Alistair MacLeod Short Story: Winter Dog (1981)

As MacLeod has proven before in his stories, he does not shy away from the harsh realities of life. And, as Marcie has already pointed out, Winter Dog is not an easy story to read. But there are so many great reasons you should read it anyway.

Like the tender telling of the excited children playing in the snow. The first snow of the year and they are up before the sun because they can’t wait to get out in it. “They are half crazed by the promise of Christmas, and the discovery of the snow is an unexpected giddy surprise.” The narrator–their father–tries to shush them so as not to wake the baby, but they reply that the baby is already awake and that she’s happily listening to their singing.

As the narrator watches them out the window, he sees the neighbouring dog run over to play with them, reminding him of the dog he had as a boy, long ago in Cape Breton – the one that saved his life. This dog, that his family had ordered specially from Ontario to help on the farm, was said to be “worse than nothing”, because he often damaged the livestock as he tried to herd them.
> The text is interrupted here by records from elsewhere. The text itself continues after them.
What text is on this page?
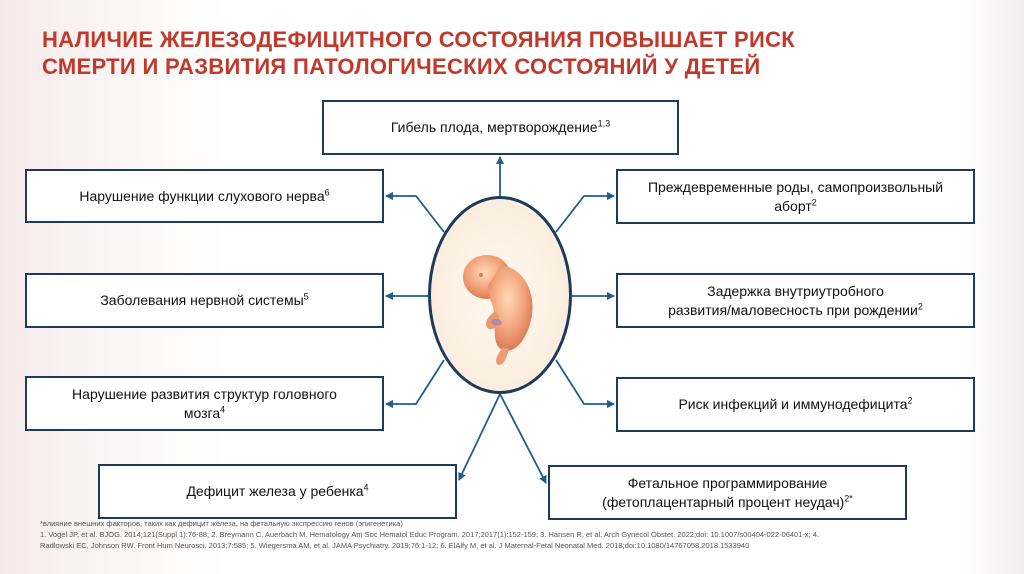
НАЛИЧИЕ ЖЕЛЕЗОДЕФИЦИТНОГО СОСТОЯНИЯ ПОВЫШАЕТ РИСК
СМЕРТИ И РАЗВИТИЯ ПАТОЛОГИЧЕСКИХ СОСТОЯНИЙ У ДЕТЕЙ
Гибель плода, мертворождение$^{1,3}$
Нарушение функции слухового нерва$^6$
Заболевания нервной системы$^5$
Нарушение развития структур головного
мозга$^4$
Дефицит железа у ребенка$^4$
Преждевременные роды, самопроизвольный
аборт$^2$
Задержка внутриутробного
развития/маловесность при рождении$^2$
Риск инфекций и иммунодефицита$^2$
Фетальное программирование
(фетоплацентарный процент неудач)$^{2*}$
*влияние внешних факторов, таких как дефицит железа, на фетальную экспрессию генов (эпигенетика)
1. Vogel JP, et al. BJOG. 2014;121(Suppl 1):76-88; 2. Breymann C, Auerbach M. Hematology Am Soc Hematol Educ Program. 2017;2017(1):152-159; 3. Hansen R, et al. Arch Gynecol Obstet. 2022;doi: 10.1007/s00404-022-06401-x; 4.
Radlowski EC, Johnson RW. Front Hum Neurosci. 2013;7:585; 5. Wiegersma AM, et al. JAMA Psychiatry. 2019;76:1-12; 6. ElAlfy M, et al. J Maternal-Fetal Neonatal Med. 2018;doi:10.1080/14767058.2018.1533940
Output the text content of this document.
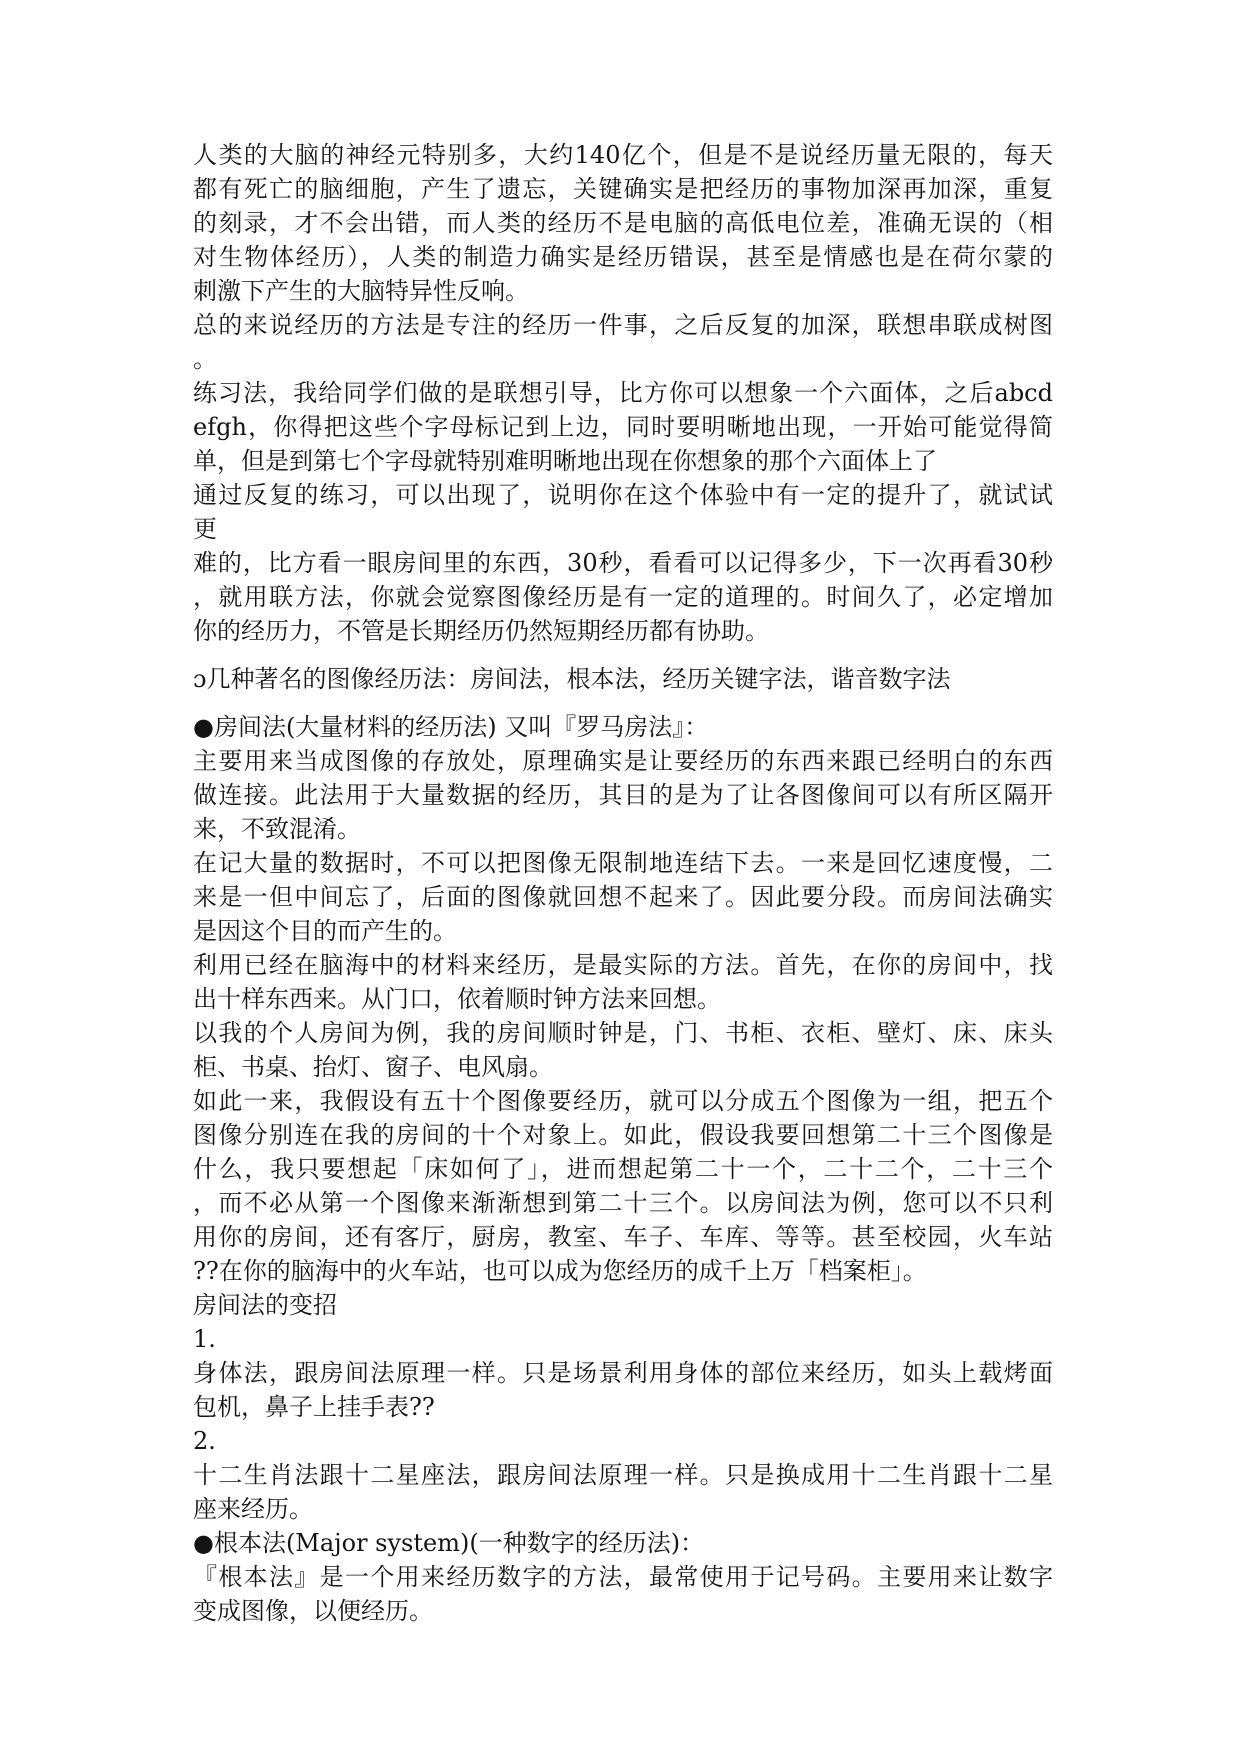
人类的大脑的神经元特别多，大约140亿个，但是不是说经历量无限的，每天
都有死亡的脑细胞，产生了遗忘，关键确实是把经历的事物加深再加深，重复
的刻录，才不会出错，而人类的经历不是电脑的高低电位差，准确无误的（相
对生物体经历），人类的制造力确实是经历错误，甚至是情感也是在荷尔蒙的
刺激下产生的大脑特异性反响。
总的来说经历的方法是专注的经历一件事，之后反复的加深，联想串联成树图
。
练习法，我给同学们做的是联想引导，比方你可以想象一个六面体，之后abcd
efgh，你得把这些个字母标记到上边，同时要明晰地出现，一开始可能觉得简
单，但是到第七个字母就特别难明晰地出现在你想象的那个六面体上了
通过反复的练习，可以出现了，说明你在这个体验中有一定的提升了，就试试
更
难的，比方看一眼房间里的东西，30秒，看看可以记得多少，下一次再看30秒
，就用联方法，你就会觉察图像经历是有一定的道理的。时间久了，必定增加
你的经历力，不管是长期经历仍然短期经历都有协助。
ɔ几种著名的图像经历法：房间法，根本法，经历关键字法，谐音数字法
●房间法(大量材料的经历法) 又叫『罗马房法』：
主要用来当成图像的存放处，原理确实是让要经历的东西来跟已经明白的东西
做连接。此法用于大量数据的经历，其目的是为了让各图像间可以有所区隔开
来，不致混淆。
在记大量的数据时，不可以把图像无限制地连结下去。一来是回忆速度慢，二
来是一但中间忘了，后面的图像就回想不起来了。因此要分段。而房间法确实
是因这个目的而产生的。
利用已经在脑海中的材料来经历，是最实际的方法。首先，在你的房间中，找
出十样东西来。从门口，依着顺时钟方法来回想。
以我的个人房间为例，我的房间顺时钟是，门、书柜、衣柜、壁灯、床、床头
柜、书桌、抬灯、窗子、电风扇。
如此一来，我假设有五十个图像要经历，就可以分成五个图像为一组，把五个
图像分别连在我的房间的十个对象上。如此，假设我要回想第二十三个图像是
什么，我只要想起「床如何了」，进而想起第二十一个，二十二个，二十三个
，而不必从第一个图像来渐渐想到第二十三个。以房间法为例，您可以不只利
用你的房间，还有客厅，厨房，教室、车子、车库、等等。甚至校园，火车站
??在你的脑海中的火车站，也可以成为您经历的成千上万「档案柜」。
房间法的变招
1.
身体法，跟房间法原理一样。只是场景利用身体的部位来经历，如头上载烤面
包机，鼻子上挂手表??
2.
十二生肖法跟十二星座法，跟房间法原理一样。只是换成用十二生肖跟十二星
座来经历。
●根本法(Major system)(一种数字的经历法)：
『根本法』是一个用来经历数字的方法，最常使用于记号码。主要用来让数字
变成图像，以便经历。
But to the narrator he was not “worse than nothing.” As he thinks about his present concerns–the illness of a loved one far to the east and the possibility of having to travel in the bad weather–he remembers that “Had I not been saved by the golden dog, I would not have these tight concerns, or children playing in the snow or, of course, these memories.”

And now, as the sun comes up, he watches his children play in the newly fallen snow with the neighbour’s dog: “He [the dog] sits quietly and watches the playful scene before him and then, as if responding to a silent invitation, bounds into its midst.” A very happy scene indeed.
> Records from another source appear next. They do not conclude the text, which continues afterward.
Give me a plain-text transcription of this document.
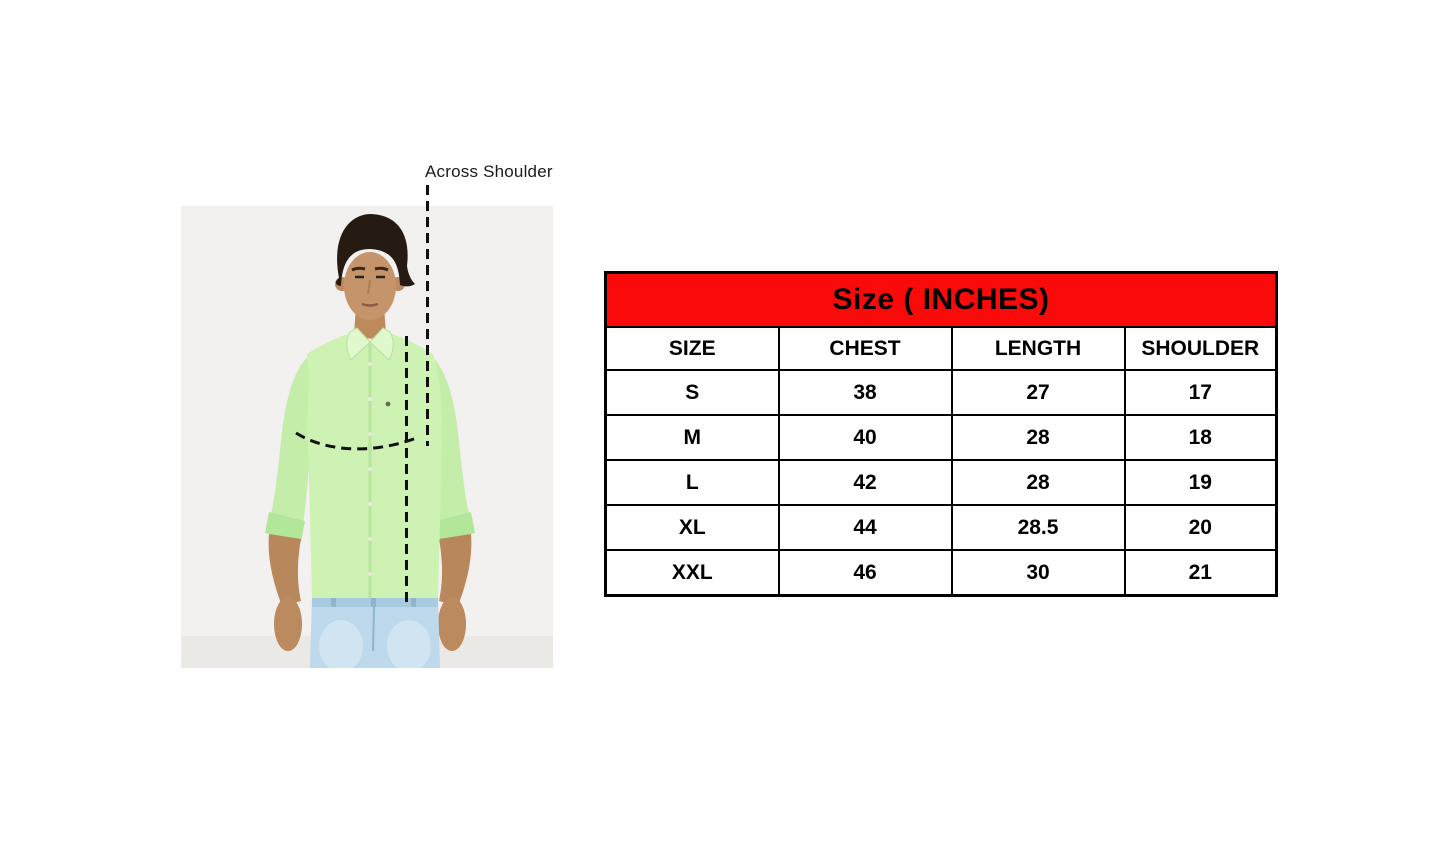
Across Shoulder
Size ( INCHES)			
SIZE	CHEST	LENGTH	SHOULDER
S	38	27	17
M	40	28	18
L	42	28	19
XL	44	28.5	20
XXL	46	30	21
Photo by Naomi Salome on Pexels.com

13 thoughts on “Alistair MacLeod Short Story: Winter Dog (1981)

  1. wadholloway says:

    I’ve read yours and Marcie’s reviews and this is obviously a powerful story. But, it just feels so old fashioned. The noble animal. Man surviving a hostile bush. Tropes Australian (male) writers have done to death – though I’m willing to accept, not half as well. Even in a North American context you have to think Jack London has already done this.

    • Marcie McCauley says:

      I think the way that MacLeod’s version of this story stands out is that the bulk of the pain resides in the boy and his backward-glance of understanding. It feels like a story about responsibility (the boy’s) rather than heroism? I know the stories you mean though, I think they’ve likely lodged in my mind and affected me more than I’d’ve guessed….

      • wadholloway says:

        The hundred or so books I owned and read and reread over the course of my childhood, are firmly lodged in my mind and so of course must be a part, maybe even an important part, of the intertext as I read now 50 or 60 years later.

    • Naomi says:

      I can see why it might sound that way, but I found it more to be about memories and how the past is connected to the present and future.
      But, you’re right, it does feel old-fashioned. That’s one of the things I like about his writing. Also, he wrote it in 1981, which doesn’t *seem* very long ago – but I was only 6 years old!

  2. madamebibilophile says:

    I’m always wary of a story with an animal in it. I can’t take any trauma! Despite the lovely passages you’ve highlighted I think I’ll have to skip this. I do want to read more MacLeod though.

    • Naomi says:

      You do have to be careful with some of his stories if you’re trying to avoid animal sadness – they’re so grounded in reality.

  3. annelogan17 says:

    Aww this sounds so lovely – the stillness of it all. I’ve never had a dog so I could stomach a story like this, I don’t think I’d get too emotional.

  4. Marcie McCauley says:

    It’s funny, but I feel as though each of us had the opposite kind of reaction to this story and to the one about the Christmas presents (which I thought was much more beautiful than painful, overall, in that reading moment, but possibly not in another reading moment). Maybe that’s one of his strengths, the capacity to put all those emotions into the story, so we can pull on the parts we need in a single given reading?

    • Naomi says:

      I think, too, it has a lot to do with our own experiences. That winter-y scene at the beginning of the story stands out to me because it’s so familiar. Much more familiar than almost being lost in a snow storm with a dog. I didn’t ever have an experience like that.